I walked from room to room, exhibit to exhibit but finally it all became too much and I had to sit down and collect myself in the memorial park in the middle. There I let the emotion wash over me and whilst crying, I also experienced a huge love for these amazing people that have survived and overcome such an unbelievably horrible past. But the respite was short as my next stop was one of Cambodia’s infamous Killing Fields.
The Killing Fields
The Killing Fields are a number of sites throughout Cambodia where more than a million people were killed and buried in mass graves under the Khmer Rouge regime. These include soldiers, civilians, women and children. The best known of the Killing Fields is Choeung Ek some 30 kms outside of Phnom Penh. Choeung Ek is now a memorial park for the thousands of victims buried there, and holds numerous mass graves, some of them visible above ground. Horrifyingly bones and clothing have been known to surface after heavy rains, due to the amount of bodies still buried in these graves. These are routinely found by visitors to the site.
After S-21 I thought I was prepared for the worst, but the Killing Fields takes your breath away. It is indescribable to walk on wooden walkways above thousands of bodies and to learn how most of them met their fate in the evilest of ways. As the regime wanted to save bullets, most of the victims of Choeung Ek were killed using bamboo sticks, iron tools or machetes. And as Pol Pot believed in killing entire families to avoid retribution, there is even a tree which guards used to kill babies by smashing their heads against it, often in front of their mothers.
In the center of Choeung Ek a memorial stupa sits in awe-inspiring majesty.

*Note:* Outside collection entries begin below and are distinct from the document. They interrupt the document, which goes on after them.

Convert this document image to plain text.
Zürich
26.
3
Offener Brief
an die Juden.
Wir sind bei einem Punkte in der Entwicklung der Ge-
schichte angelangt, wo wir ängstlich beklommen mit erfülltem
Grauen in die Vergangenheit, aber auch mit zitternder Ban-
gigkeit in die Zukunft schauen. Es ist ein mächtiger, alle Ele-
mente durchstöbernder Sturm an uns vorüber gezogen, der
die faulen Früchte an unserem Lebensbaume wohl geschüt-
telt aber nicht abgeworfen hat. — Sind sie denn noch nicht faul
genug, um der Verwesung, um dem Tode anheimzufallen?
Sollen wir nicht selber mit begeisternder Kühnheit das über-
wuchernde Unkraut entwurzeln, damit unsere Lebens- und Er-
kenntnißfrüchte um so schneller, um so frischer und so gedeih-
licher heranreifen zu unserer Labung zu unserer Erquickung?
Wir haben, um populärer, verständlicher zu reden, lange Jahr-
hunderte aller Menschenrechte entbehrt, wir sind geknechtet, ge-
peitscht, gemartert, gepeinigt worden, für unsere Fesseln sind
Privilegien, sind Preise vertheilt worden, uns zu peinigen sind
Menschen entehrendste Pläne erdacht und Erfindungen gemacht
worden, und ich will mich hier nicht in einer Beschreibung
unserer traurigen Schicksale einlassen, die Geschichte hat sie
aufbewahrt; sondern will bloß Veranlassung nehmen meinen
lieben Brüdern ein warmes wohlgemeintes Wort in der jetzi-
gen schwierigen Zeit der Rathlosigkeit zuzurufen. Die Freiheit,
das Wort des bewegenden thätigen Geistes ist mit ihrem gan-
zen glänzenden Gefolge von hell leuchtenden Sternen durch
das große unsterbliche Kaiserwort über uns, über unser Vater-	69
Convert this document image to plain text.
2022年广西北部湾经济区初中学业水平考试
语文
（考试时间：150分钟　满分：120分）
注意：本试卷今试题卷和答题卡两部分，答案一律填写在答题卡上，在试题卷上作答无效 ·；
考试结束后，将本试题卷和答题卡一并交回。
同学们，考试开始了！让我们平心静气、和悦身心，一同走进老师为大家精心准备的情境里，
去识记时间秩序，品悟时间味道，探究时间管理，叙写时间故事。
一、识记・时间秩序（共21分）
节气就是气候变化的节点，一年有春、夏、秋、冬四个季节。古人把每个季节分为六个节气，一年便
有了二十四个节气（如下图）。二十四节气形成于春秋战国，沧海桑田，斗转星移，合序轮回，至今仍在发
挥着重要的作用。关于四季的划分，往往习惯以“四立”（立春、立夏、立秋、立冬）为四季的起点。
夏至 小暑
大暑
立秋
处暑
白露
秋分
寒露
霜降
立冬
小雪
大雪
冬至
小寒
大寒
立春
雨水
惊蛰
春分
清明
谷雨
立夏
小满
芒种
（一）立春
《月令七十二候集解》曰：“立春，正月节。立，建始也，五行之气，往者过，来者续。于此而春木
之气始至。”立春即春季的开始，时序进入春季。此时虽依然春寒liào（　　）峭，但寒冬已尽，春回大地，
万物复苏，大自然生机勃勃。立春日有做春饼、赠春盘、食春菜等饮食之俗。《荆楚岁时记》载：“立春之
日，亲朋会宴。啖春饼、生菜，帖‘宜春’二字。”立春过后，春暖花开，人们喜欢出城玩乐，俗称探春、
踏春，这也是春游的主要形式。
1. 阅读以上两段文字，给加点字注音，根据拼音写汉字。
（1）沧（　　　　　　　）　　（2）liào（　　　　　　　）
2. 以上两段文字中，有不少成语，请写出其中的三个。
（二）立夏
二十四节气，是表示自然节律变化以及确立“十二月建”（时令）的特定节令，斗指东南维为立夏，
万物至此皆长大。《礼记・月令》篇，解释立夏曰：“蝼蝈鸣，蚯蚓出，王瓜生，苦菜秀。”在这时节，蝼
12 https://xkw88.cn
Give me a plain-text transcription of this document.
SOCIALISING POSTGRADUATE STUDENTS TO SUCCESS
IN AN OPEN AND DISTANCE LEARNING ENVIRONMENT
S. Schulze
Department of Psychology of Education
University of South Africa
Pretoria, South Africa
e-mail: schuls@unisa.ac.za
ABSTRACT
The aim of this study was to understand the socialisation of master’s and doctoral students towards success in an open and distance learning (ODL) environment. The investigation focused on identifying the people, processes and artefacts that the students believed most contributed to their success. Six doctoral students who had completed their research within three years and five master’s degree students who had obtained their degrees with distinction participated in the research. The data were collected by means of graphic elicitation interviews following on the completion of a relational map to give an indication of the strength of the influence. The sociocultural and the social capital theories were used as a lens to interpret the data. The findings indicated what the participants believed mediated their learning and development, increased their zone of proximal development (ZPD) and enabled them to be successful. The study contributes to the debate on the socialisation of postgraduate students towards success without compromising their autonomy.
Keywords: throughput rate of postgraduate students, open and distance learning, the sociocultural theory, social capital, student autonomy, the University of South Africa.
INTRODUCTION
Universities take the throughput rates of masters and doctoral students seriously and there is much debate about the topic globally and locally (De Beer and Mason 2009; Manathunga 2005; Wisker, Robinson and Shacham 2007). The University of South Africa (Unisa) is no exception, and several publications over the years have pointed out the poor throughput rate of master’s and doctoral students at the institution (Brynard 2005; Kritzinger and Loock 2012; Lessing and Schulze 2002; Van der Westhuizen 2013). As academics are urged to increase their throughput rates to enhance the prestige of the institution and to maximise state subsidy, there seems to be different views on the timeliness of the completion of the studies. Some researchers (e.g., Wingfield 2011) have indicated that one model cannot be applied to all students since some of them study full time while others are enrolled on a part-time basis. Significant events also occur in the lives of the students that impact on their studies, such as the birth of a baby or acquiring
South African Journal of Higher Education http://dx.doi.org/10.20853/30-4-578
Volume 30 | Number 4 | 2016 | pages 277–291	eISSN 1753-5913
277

It is filled with the skulls and bones of excavated victims, all separated into various scientific categories. The remains are categorized by gender, age and cause of death. Seeing the mountain of skulls, really brought home the extent of the genocide and as I removed my shoes and entered the stupa, I said a silent prayer to any and all gods that might listen, praying that such atrocities would never happen again!
The busride back to Phnom Penh was silent and a sombre mood pervaded. It was clear that everyone had been affected by the day’s experiences. But anything else would have been strange! Seeing the physical evidence of what had up until now only been a history lesson was painful and hard, but also inherently meaningful. I would recommend this experience anytime, as sometimes we have to look evil in the eye instead of trying to avoid seeing it. Only by doing so can we hope to avoid something like the Cambodian genocide ever happening again!